Other News Materials 10 November 2007 23:16 (UTC +04:00)

(Reuters) A 74-year-old Belgian pilot, detained in Chad over an attempt to fly 103 African children to Europe, flew home on Saturday after being released.

Jacques Wilmart was freed by Chadian authorities on Friday. He had remained at the French military base in Chad convalescing after suffering heart problems late on Thursday.

Wilmart arrived at the airport in the Chadian capital N'Djamena in an ambulance on Saturday, witnesses said.

"When you love Africa, you can never get over it," Wilmart told reporters from inside the ambulance, before being helped to the plane. "I am happy to be going back, but part of my heart will always remain with you (here)."

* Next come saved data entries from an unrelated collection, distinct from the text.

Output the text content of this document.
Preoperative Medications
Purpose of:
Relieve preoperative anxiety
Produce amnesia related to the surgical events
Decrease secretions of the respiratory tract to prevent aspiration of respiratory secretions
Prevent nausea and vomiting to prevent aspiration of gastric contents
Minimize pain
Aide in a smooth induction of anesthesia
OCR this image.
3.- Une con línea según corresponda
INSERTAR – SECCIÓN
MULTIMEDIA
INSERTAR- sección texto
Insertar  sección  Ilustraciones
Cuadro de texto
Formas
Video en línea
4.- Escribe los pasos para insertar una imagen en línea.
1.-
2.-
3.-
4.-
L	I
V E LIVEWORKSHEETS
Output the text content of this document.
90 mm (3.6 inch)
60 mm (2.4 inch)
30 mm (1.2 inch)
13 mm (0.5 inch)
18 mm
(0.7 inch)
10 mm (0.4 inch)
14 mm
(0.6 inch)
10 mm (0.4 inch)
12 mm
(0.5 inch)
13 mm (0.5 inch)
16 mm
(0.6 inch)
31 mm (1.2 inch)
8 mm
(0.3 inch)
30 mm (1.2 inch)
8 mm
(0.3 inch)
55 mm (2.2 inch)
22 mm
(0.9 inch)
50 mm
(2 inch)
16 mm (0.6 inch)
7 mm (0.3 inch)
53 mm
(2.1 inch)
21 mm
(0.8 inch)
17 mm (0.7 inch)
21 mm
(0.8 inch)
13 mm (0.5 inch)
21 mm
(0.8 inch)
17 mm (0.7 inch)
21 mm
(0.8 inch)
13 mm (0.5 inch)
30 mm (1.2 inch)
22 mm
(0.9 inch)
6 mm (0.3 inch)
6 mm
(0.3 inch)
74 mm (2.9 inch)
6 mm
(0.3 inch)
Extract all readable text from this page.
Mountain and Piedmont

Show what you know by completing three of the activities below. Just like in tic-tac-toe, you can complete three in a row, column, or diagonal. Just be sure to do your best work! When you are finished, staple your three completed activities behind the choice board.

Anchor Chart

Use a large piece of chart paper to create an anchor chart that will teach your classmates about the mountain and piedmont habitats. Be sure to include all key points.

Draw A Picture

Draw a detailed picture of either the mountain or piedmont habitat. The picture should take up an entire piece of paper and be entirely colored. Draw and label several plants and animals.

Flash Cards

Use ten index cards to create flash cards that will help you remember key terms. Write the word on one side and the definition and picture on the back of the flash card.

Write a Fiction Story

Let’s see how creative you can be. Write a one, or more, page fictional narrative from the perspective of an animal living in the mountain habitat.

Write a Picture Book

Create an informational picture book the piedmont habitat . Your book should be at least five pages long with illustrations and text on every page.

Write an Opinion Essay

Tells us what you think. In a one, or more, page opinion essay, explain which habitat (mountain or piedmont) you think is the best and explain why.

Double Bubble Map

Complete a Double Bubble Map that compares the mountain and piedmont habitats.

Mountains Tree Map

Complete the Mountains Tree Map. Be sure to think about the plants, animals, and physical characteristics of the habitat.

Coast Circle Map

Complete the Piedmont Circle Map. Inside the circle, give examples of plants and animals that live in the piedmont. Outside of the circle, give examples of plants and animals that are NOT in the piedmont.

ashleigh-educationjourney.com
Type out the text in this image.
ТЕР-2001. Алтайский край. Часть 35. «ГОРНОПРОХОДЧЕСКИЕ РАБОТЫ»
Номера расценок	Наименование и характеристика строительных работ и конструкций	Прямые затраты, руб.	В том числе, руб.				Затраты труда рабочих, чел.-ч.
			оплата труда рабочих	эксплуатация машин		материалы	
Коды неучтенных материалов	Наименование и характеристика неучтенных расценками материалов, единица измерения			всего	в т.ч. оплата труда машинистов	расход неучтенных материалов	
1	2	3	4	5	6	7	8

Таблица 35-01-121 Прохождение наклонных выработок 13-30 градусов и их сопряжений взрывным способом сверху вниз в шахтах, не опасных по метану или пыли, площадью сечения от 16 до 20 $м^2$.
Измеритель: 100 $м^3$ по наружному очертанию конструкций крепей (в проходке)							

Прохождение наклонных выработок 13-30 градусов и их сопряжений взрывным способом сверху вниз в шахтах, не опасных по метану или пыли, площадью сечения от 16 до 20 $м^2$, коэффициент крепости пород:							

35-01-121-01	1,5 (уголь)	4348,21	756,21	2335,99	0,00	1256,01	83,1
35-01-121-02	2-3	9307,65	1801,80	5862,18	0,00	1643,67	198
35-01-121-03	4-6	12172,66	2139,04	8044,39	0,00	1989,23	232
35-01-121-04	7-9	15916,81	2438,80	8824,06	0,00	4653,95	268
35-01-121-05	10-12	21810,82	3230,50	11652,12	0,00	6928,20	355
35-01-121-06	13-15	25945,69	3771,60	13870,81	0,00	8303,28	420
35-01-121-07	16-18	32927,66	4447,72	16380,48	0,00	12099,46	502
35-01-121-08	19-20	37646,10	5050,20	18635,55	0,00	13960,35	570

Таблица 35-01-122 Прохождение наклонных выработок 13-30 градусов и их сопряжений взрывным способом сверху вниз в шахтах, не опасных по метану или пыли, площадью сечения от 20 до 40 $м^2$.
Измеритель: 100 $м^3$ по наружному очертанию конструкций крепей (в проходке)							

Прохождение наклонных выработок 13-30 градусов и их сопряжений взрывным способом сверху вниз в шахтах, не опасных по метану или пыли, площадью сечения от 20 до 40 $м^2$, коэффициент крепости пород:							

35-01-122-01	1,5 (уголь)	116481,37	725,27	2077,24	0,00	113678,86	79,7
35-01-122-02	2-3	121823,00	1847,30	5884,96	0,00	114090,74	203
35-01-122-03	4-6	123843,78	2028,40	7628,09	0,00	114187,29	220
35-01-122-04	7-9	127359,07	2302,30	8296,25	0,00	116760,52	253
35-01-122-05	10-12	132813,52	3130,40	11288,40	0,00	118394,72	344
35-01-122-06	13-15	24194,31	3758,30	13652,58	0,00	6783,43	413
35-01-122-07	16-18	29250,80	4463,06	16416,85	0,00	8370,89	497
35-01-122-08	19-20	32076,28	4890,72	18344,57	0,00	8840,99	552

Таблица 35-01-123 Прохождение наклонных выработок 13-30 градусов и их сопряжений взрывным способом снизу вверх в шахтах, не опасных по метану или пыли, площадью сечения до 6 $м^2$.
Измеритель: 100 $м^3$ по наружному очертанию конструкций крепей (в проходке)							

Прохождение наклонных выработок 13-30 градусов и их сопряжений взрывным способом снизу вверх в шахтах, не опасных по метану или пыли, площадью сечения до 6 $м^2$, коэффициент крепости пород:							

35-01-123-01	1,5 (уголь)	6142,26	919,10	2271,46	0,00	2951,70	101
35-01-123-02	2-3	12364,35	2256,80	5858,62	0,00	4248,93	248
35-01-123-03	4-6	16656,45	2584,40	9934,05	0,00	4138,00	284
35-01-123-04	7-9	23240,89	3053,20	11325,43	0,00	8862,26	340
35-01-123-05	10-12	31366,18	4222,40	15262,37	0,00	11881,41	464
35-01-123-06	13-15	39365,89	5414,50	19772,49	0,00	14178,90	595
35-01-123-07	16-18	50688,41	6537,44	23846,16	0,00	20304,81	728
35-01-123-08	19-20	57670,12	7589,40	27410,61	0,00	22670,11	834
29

The Belgian was arrested last month in eastern Chad and charged as an accomplice of six French members of a humanitarian activist group calling itself Zoe's Ark, which Chadian authorities accuse of trying to take the children out of the country illegally.

Wilmart flew the children from the Sudanese border area to the eastern Chadian town of Abeche, from where a Spanish charter flight was due to carry them to France.

The six French citizens still in custody have been charged with fraud and abduction.

The final three members of the Spanish air crew arrived back in Madrid on Friday after Chadian authorities decided they could not be linked to child abduction or trafficking. Four Spanish stewardesses had already been freed.

U.N. officials say almost all of the infants aged one to 10 came from villages on the Chad-Sudan border and had at least one living parent.